REPUBLIKA.CO.ID, ARBINDA -- Serangan yang terjadi di Burkina Faso menewaskan 35 orang warga sipil. Hampir semua korban serangan paling mematikan dalam lima tahun terakhir itu adalah perempuan. Tujuh tentara dan 80 orang bersenjata juga tewas dalam serangan ganda di pangkalan militer dan kota Arbinda, Provinsi Soum.
"Kelompok besar teroris secara serempak menyerang pangkalan militer dan populasi warga sipil di Arbinda," kata Staf Gabungan Angkatan Bersenjata Burkina Faso dalam pernyataan mereka dilansir Aljazirah, Kamis (16/12).
Burkina Faso yang berbatasan dengan Mali dan Niger kerap dihantam serangan. Sejak 2015 sudah ratusan orang yang tewas dalam kekerasan yang menyebar di wilayah Sahel.
"Aksi heroik pasukan kami memungkinkan 80 teroris dinetralisir. Serangan barbarik menghasilkan 35 kematian warga sipil, sebagian besar dari mereka adalah perempuan," kata Presiden Burkina Faso Roch Marc Christian Kabore.

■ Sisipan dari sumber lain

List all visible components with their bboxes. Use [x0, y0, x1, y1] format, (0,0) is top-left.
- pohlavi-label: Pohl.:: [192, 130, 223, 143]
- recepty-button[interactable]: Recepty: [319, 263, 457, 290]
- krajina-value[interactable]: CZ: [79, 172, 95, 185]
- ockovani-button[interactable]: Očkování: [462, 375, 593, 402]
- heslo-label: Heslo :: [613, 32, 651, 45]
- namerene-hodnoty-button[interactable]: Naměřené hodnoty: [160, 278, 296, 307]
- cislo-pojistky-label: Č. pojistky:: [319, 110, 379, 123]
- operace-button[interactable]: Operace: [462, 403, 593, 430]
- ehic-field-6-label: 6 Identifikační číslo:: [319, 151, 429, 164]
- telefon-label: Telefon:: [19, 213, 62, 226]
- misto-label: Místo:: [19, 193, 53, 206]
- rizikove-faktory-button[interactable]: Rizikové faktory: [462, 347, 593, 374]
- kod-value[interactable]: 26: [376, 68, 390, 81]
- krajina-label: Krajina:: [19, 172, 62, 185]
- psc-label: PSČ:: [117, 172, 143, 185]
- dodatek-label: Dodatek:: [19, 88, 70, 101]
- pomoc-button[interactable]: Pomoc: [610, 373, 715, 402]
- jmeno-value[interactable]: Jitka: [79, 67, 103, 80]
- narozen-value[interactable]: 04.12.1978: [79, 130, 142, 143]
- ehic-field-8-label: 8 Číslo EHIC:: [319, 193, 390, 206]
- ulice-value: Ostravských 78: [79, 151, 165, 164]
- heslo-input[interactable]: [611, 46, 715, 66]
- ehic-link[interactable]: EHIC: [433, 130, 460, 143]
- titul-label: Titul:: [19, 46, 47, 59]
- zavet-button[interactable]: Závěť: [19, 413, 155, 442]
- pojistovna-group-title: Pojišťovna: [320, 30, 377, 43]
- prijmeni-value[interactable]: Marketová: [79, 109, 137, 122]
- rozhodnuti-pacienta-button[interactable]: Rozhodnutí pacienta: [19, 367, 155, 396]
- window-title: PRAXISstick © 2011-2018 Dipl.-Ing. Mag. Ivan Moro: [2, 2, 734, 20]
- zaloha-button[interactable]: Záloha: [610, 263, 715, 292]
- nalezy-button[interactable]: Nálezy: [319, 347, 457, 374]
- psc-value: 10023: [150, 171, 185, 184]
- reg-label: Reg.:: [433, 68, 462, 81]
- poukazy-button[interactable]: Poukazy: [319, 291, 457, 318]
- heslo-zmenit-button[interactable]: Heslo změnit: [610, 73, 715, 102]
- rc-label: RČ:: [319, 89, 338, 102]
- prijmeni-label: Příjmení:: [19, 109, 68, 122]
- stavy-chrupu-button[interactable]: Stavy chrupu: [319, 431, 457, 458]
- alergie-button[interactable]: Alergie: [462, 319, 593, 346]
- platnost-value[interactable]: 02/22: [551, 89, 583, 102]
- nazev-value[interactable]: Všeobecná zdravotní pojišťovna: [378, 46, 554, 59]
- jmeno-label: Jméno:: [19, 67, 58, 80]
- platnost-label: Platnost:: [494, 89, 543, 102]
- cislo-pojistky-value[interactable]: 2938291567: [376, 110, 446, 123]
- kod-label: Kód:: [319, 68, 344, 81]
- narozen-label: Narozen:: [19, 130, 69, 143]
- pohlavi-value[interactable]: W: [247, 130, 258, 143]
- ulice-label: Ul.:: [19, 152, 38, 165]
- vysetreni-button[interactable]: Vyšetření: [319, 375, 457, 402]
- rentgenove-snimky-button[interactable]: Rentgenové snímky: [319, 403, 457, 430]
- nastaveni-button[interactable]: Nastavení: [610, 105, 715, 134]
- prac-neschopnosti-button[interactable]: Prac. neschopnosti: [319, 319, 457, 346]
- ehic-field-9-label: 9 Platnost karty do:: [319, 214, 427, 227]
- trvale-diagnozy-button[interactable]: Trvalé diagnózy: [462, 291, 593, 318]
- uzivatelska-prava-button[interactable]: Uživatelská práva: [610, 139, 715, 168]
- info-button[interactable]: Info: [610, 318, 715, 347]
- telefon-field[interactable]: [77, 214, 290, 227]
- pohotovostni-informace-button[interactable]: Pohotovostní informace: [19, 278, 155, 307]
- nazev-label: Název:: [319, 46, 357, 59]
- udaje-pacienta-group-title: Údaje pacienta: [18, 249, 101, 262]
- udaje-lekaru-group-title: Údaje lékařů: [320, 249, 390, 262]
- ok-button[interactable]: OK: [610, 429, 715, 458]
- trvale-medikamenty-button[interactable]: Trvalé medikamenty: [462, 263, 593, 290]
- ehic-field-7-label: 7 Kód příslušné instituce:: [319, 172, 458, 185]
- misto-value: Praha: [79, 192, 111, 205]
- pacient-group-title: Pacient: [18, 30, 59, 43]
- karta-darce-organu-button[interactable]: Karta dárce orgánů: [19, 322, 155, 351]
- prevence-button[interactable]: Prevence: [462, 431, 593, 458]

Menteri Komunikasi dan juru bicara pemerintah Remis Dandjinou mengatakan 31 korban tewas adalah perempuan. Para korban sedang mengambil air ketika serangan dilakukan.
"Rakyat, sebagian besar perempuan, sedang mengambil air dan dibunuh dengan darah dingin oleh teroris ketika mereka mundur. Kami harus menunjukkan belas kasih kepada rakyat. Itu mengapa semua bendera akan dikibarkan setengah tiang selama dua hari dan perayaan Natal dibatalkan," kata Dandjinou.
Islam agama yang dominan di Burkina Faso yang berpenduduk 20 juta jiwa. Tapi ada minoritas Kristen sebanyak 20 persen. Presiden Christian Kabore mendeklarasikan masa berkabung nasional selama 48 jam.
Tentara Burkina Faso mengatakan sekelompok orang bersenjata menggelar serangan pagi hari dengan sepeda motor dan berlangsung selama beberapa jam. Sebelum tentara yang dibantu angkatan udara memukul mundur pelaku serangan.
Belum ada kelompok yang mengaku bertanggung jawab atas serangan ini. Tapi serangan-serangan yang terjadi di Burkina Faso kerap dilakukan oleh al Qaeda dan ISIS.
"Ini serangan paling buruk yang pernah saya tahu di Burkina Faso, yang baru mengalami serangan teroris pada 2015," kata profesor ilmu politik dan hubungan internasional George Washington University William Lawrence.
Lawrence mengatakan baik dari segi mematikan dan frekuensinya terus meningkat. Tapi menurutnya serangan hari Natal ini sangat buruk. Menurut Lawrence kelompok yang melakukan serangan ini dipimpin orang yang berasal dari Burkina Faso.
"Orang itu merekrut prajurit dari Burkina Faso. Bahkan mereka melancarkan serangan dari Mali dan ketika mereka mencoba untuk menabur kekacauan dan mendapat tekanan dari Prancis, tujuan utama mereka untuk membebaskan wilayah ini dan mendirikan Negara Islam, tidak seperti yang kami lihat di Mali utara tahun 2012," katanya.